Wide-column Database, Column Databases – A Deep Dive

Wide-column, column-oriented and column-family databases belong to the NoSQL family of databases built to store and query massive amounts of data, aka BigData.

They are highly available and scalable, built to work in a distributed environment. Most of the wide-column databases do not support joins to scale linearly when it comes to read and write performance.

Some of the popular wide-column stores are Google Bigtable, Apache Cassandra, HBase, etc.

Before I plunge into the topic, let me give you a little heads up on the common data storage models.

Data storage models

Row-oriented

Column-oriented

Column-family

Row-oriented databases

Row-oriented databases are the traditional relational databases like MySQL and PostgreSQL that store data in rows.

For instance, here is how a row-oriented database will store the details of a customer.

In a row-oriented database, the data is stored in rows on the disk in contiguous locations or blocks. On running a query, it’s easy to fetch an entire row of data for a particular customer since it resides in the same block.

It’s also easy to update customer data since all the data for a certain customer is stored in a single row. Even in the case of partitions, the rows are partitioned horizontally. The columns containing data of a particular customer always stay together on the disk.

This data storage model is best suited for OLTP (Online transactional processing) use cases.

Now let’s move on to column-oriented databases.

Column-oriented databases

Column-oriented databases, on the other hand, store data in columns as opposed to rows.

In this scenario, the customer ids will be stored on the disk at a certain location in one column, customer names in another column, customer city and country will be in respective columns and so on.

These databases are best suited for OLAP (Online analytical processing) use cases. They provide the best performance when similar data is stored in columns on the disk. Examples of column-oriented databases are Google BigQuery and Amazon Redshift.

But why do we need to store data in columns as opposed to rows?

Imagine the above customer info table having billions of rows and the business needs to run analytics on the data. Say it needs to run a query to determine the percentage of customers from a particular country.

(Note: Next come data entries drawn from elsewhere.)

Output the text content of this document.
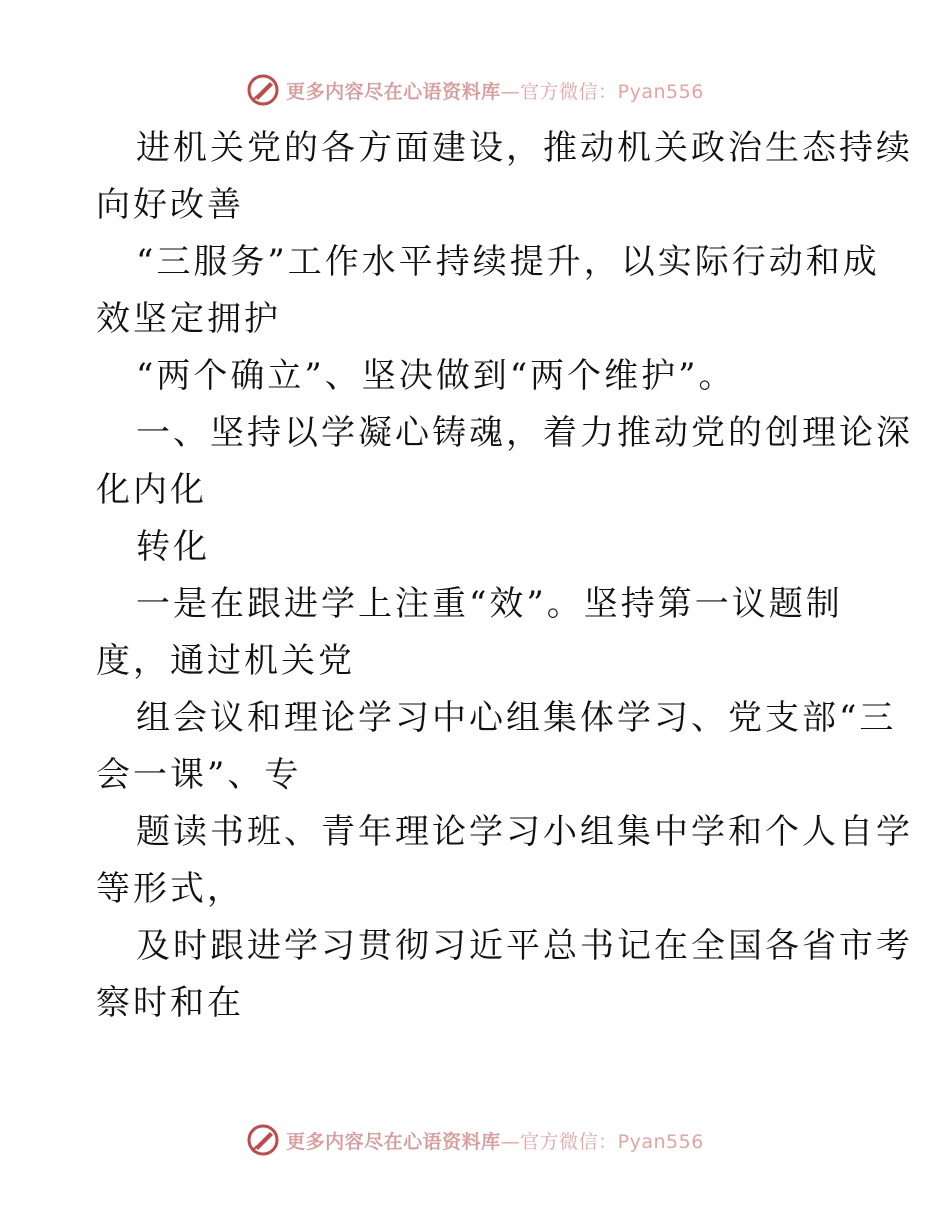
更多内容尽在心语资料库—官方微信：Pyan556
进机关党的各方面建设，推动机关政治生态持续
向好改善
“三服务”工作水平持续提升，以实际行动和成
效坚定拥护
“两个确立”、坚决做到“两个维护”。
一、坚持以学凝心铸魂，着力推动党的创理论深
化内化
转化
一是在跟进学上注重“效”。坚持第一议题制
度，通过机关党
组会议和理论学习中心组集体学习、党支部“三
会一课”、专
题读书班、青年理论学习小组集中学和个人自学
等形式，
及时跟进学习贯彻习近平总书记在全国各省市考
察时和在
更多内容尽在心语资料库—官方微信：Pyan556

If the data was stored in rows on the disk, the query would have to traverse a large number of disk blocks (across machines, since the data would be partitioned) to figure out the results, processing unnecessary data.

On the flipside, on saving columns on the disk, the query will only process the country column, neglecting other customer data, providing high-throughput reads. It wouldn’t have to scan through rows of customer data. Also, similar data in columns can be compressed by using techniques such as run-length encoding, requiring less storage space than row-based data.

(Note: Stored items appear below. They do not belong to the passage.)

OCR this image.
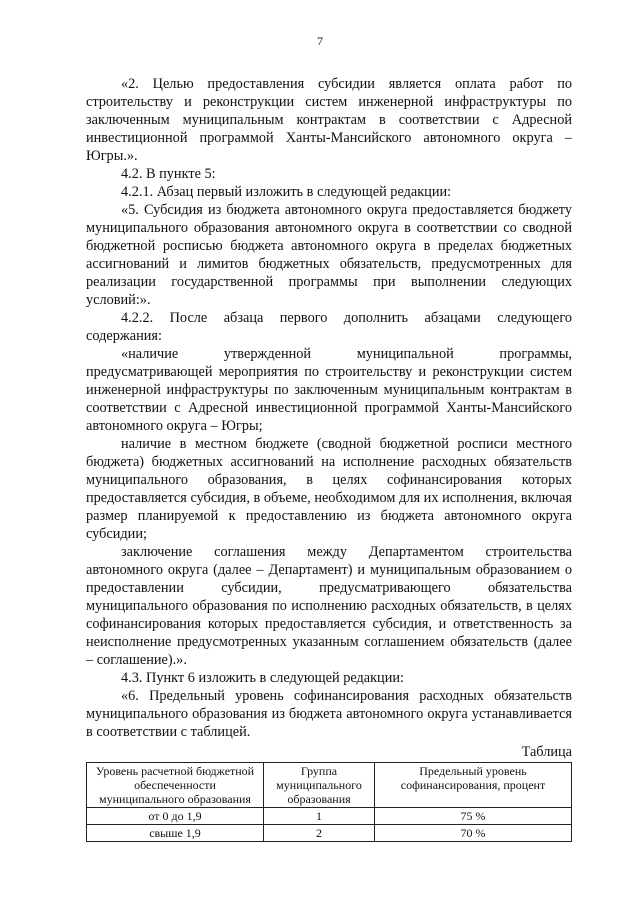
7

«2. Целью предоставления субсидии является оплата работ по строительству и реконструкции систем инженерной инфраструктуры по заключенным муниципальным контрактам в соответствии с Адресной инвестиционной программой Ханты-Мансийского автономного округа – Югры.».

4.2. В пункте 5:

4.2.1. Абзац первый изложить в следующей редакции:

«5. Субсидия из бюджета автономного округа предоставляется бюджету муниципального образования автономного округа в соответствии со сводной бюджетной росписью бюджета автономного округа в пределах бюджетных ассигнований и лимитов бюджетных обязательств, предусмотренных для реализации государственной программы при выполнении следующих условий:».

4.2.2. После абзаца первого дополнить абзацами следующего содержания:

«наличие утвержденной муниципальной программы, предусматривающей мероприятия по строительству и реконструкции систем инженерной инфраструктуры по заключенным муниципальным контрактам в соответствии с Адресной инвестиционной программой Ханты-Мансийского автономного округа – Югры;

наличие в местном бюджете (сводной бюджетной росписи местного бюджета) бюджетных ассигнований на исполнение расходных обязательств муниципального образования, в целях софинансирования которых предоставляется субсидия, в объеме, необходимом для их исполнения, включая размер планируемой к предоставлению из бюджета автономного округа субсидии;

заключение соглашения между Департаментом строительства автономного округа (далее – Департамент) и муниципальным образованием о предоставлении субсидии, предусматривающего обязательства муниципального образования по исполнению расходных обязательств, в целях софинансирования которых предоставляется субсидия, и ответственность за неисполнение предусмотренных указанным соглашением обязательств (далее – соглашение).».

4.3. Пункт 6 изложить в следующей редакции:

«6. Предельный уровень софинансирования расходных обязательств муниципального образования из бюджета автономного округа устанавливается в соответствии с таблицей.

Таблица
Уровень расчетной бюджетной обеспеченности муниципального образования	Группа муниципального образования	Предельный уровень софинансирования, процент
от 0 до 1,9	1	75 %
свыше 1,9	2	70 %
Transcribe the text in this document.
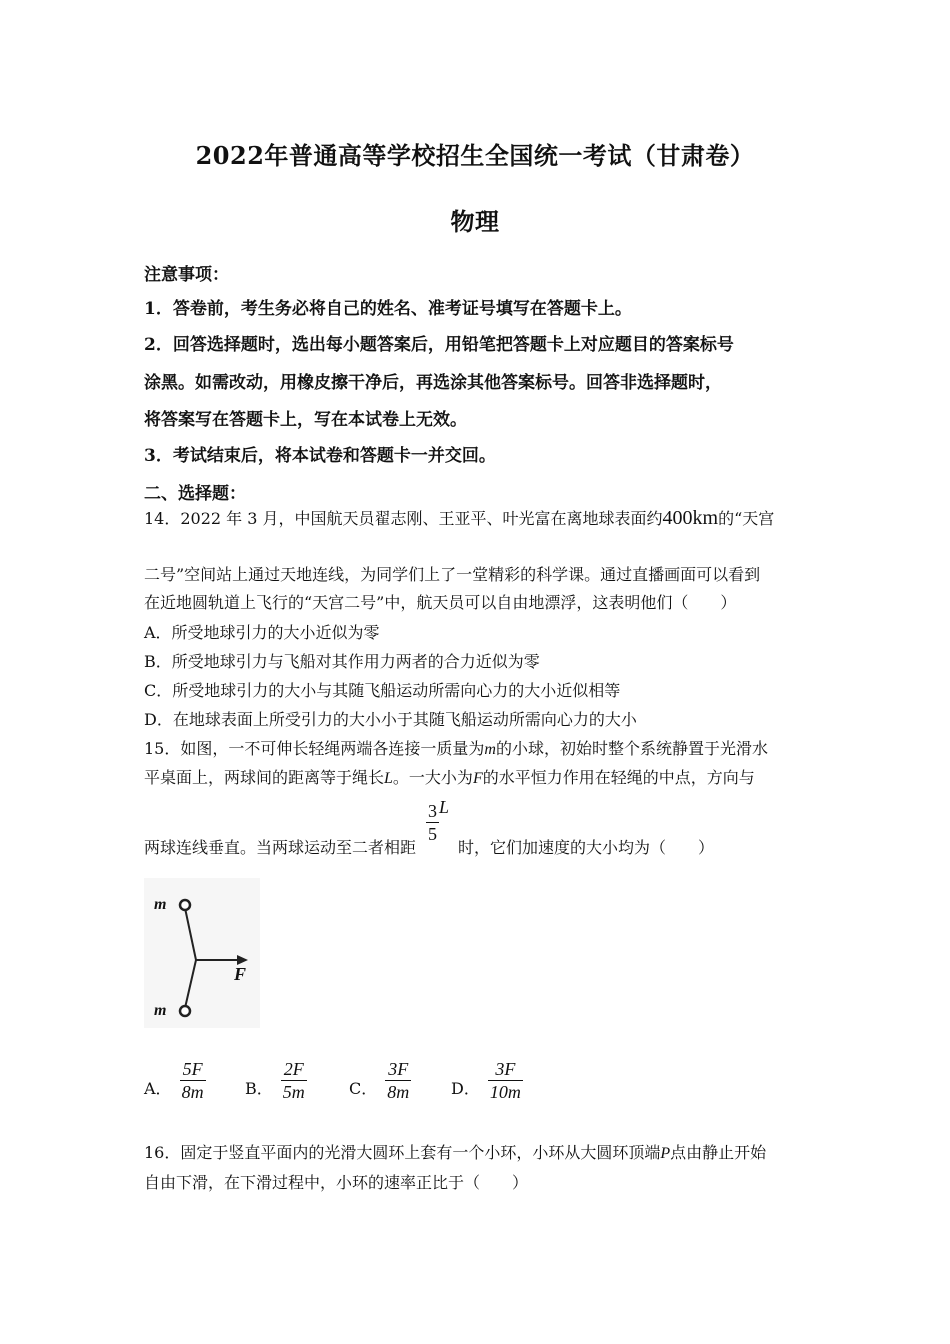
2022年普通高等学校招生全国统一考试（甘肃卷）
物理
注意事项：
1．答卷前，考生务必将自己的姓名、准考证号填写在答题卡上。
2．回答选择题时，选出每小题答案后，用铅笔把答题卡上对应题目的答案标号
涂黑。如需改动，用橡皮擦干净后，再选涂其他答案标号。回答非选择题时，
将答案写在答题卡上，写在本试卷上无效。
3．考试结束后，将本试卷和答题卡一并交回。
二、选择题：
14．2022 年 3 月，中国航天员翟志刚、王亚平、叶光富在离地球表面约400km的“天宫
二号”空间站上通过天地连线，为同学们上了一堂精彩的科学课。通过直播画面可以看到
在近地圆轨道上飞行的“天宫二号”中，航天员可以自由地漂浮，这表明他们（　　）
A．所受地球引力的大小近似为零
B．所受地球引力与飞船对其作用力两者的合力近似为零
C．所受地球引力的大小与其随飞船运动所需向心力的大小近似相等
D．在地球表面上所受引力的大小小于其随飞船运动所需向心力的大小
15．如图，一不可伸长轻绳两端各连接一质量为m的小球，初始时整个系统静置于光滑水
平桌面上，两球间的距离等于绳长L。一大小为F的水平恒力作用在轻绳的中点，方向与
两球连线垂直。当两球运动至二者相距
$\frac{3}{5}$ L
时，它们加速度的大小均为（　　）
m
m
F
A． $\frac{5F}{8m}$ B． $\frac{2F}{5m}$	C． $\frac{3F}{8m}$ D． $\frac{3F}{10m}$
16．固定于竖直平面内的光滑大圆环上套有一个小环，小环从大圆环顶端P点由静止开始
自由下滑，在下滑过程中，小环的速率正比于（　　）
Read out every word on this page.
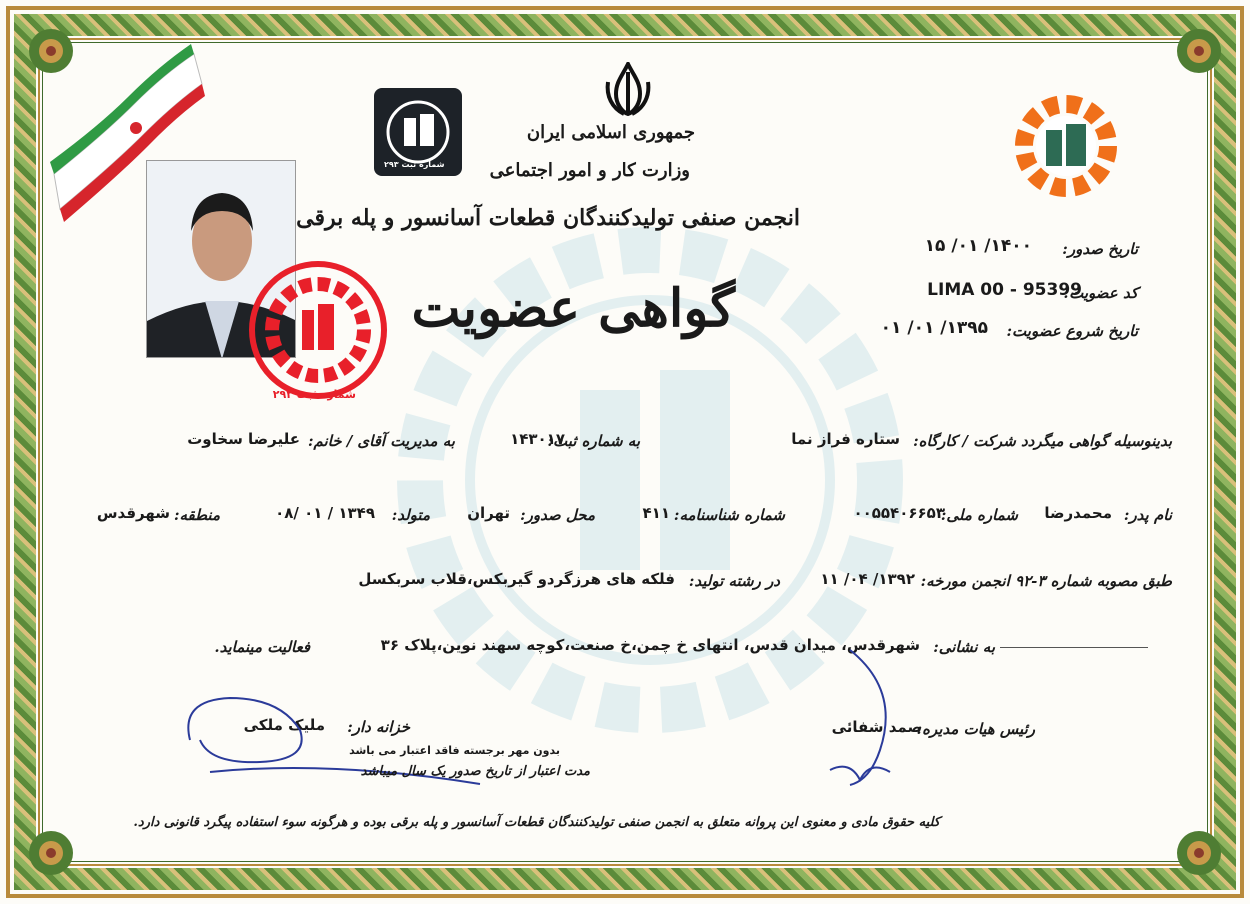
جمهوری اسلامی ایران
وزارت کار و امور اجتماعی
انجمن صنفی تولیدکنندگان قطعات آسانسور و پله برقی
گواهی عضویت
شماره ثبت ۲۹۳
شماره ثبت ۲۹۳
تاریخ صدور:
۱۴۰۰/ ۰۱/ ۱۵
کد عضویت:
LIMA 00 - 95399
تاریخ شروع عضویت:
۱۳۹۵/ ۰۱/ ۰۱
بدینوسیله گواهی میگردد شرکت / کارگاه:
ستاره فراز نما
به شماره ثبت:
۱۴۳۰۱۷
به مدیریت آقای / خانم:
علیرضا سخاوت
نام پدر:
محمدرضا
شماره ملی:
۰۰۵۵۴۰۶۶۵۳
شماره شناسنامه:
۴۱۱
محل صدور:
تهران
متولد:
۱۳۴۹ / ۰۱ /۰۸
منطقه:
شهرقدس
طبق مصوبه شماره ۳-۹۲ انجمن مورخه:
۱۳۹۲/ ۰۴/ ۱۱
در رشته تولید:
فلکه های هرزگردو گیربکس،قلاب سربکسل
به نشانی:
شهرقدس، میدان قدس، انتهای خ چمن،خ صنعت،کوچه سهند نوین،پلاک ۳۶
فعالیت مینماید.
رئیس هیات مدیره:
صمد شفائی
خزانه دار:
ملیک ملکی
بدون مهر برجسته فاقد اعتبار می باشد
مدت اعتبار از تاریخ صدور یک سال میباشد
کلیه حقوق مادی و معنوی این پروانه متعلق به انجمن صنفی تولیدکنندگان قطعات آسانسور و پله برقی بوده و هرگونه سوء استفاده پیگرد قانونی دارد.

Column-oriented databases are suited for analytical use cases where the business has to make sense of large volumes of data. However, in this scenario, if we need to add a new row of customer data, this would prove to be resource-intensive since we have to access all the columns to add a new record in them.

For writing customer data, a row-oriented database would suit best.

Both the data storage models have their pros and cons and use cases.

Wide-column database is a term for databases built for storing large amounts of data in flexible columns. Different wide-column databases have different implementations when it comes to their data storage model and clustering implementation. I’ll come to that up ahead in the article.

There is no strict, well-defined definition of the difference between a wide-column database and a column-oriented datastore.

Now, let’s move on to understanding column-family databases.

Column-family databases

Column family databases store similar columns in column families. A row in these databases typically contains multiple column families.

The most popular example of a column-family database is Google Bigtable. Let’s plunge into it, understanding its data storage model.

Google Bigtable – A column-family database

Bigtable is a distributed column-oriented database that can scale to large sizes upto petabyte-scale running across thousands of commodity servers.

If you wish to understand the cloud infrastructure that powers our apps globally, how clusters work, how petabyte-scale data is stored in the cloud with minimum latency, how are apps deployed globally on the cloud, deployment workflow, monitoring and much more, check out my platform-agnostic cloud computing course.

It can also be used with the MapReduce framework acting as a data source, also to persist the results of the large-scale parallel computation jobs.

The distributed storage system is specifically built by Google to handle structured BigData, keeping low latency in mind. Bigtable powers over sixty Google products, including Google Earth, Google Finance, Search web indexing, and Analytics.

The products have varied requirements, from throughput-focused batch processing to low-latency real-time data access by the end-users.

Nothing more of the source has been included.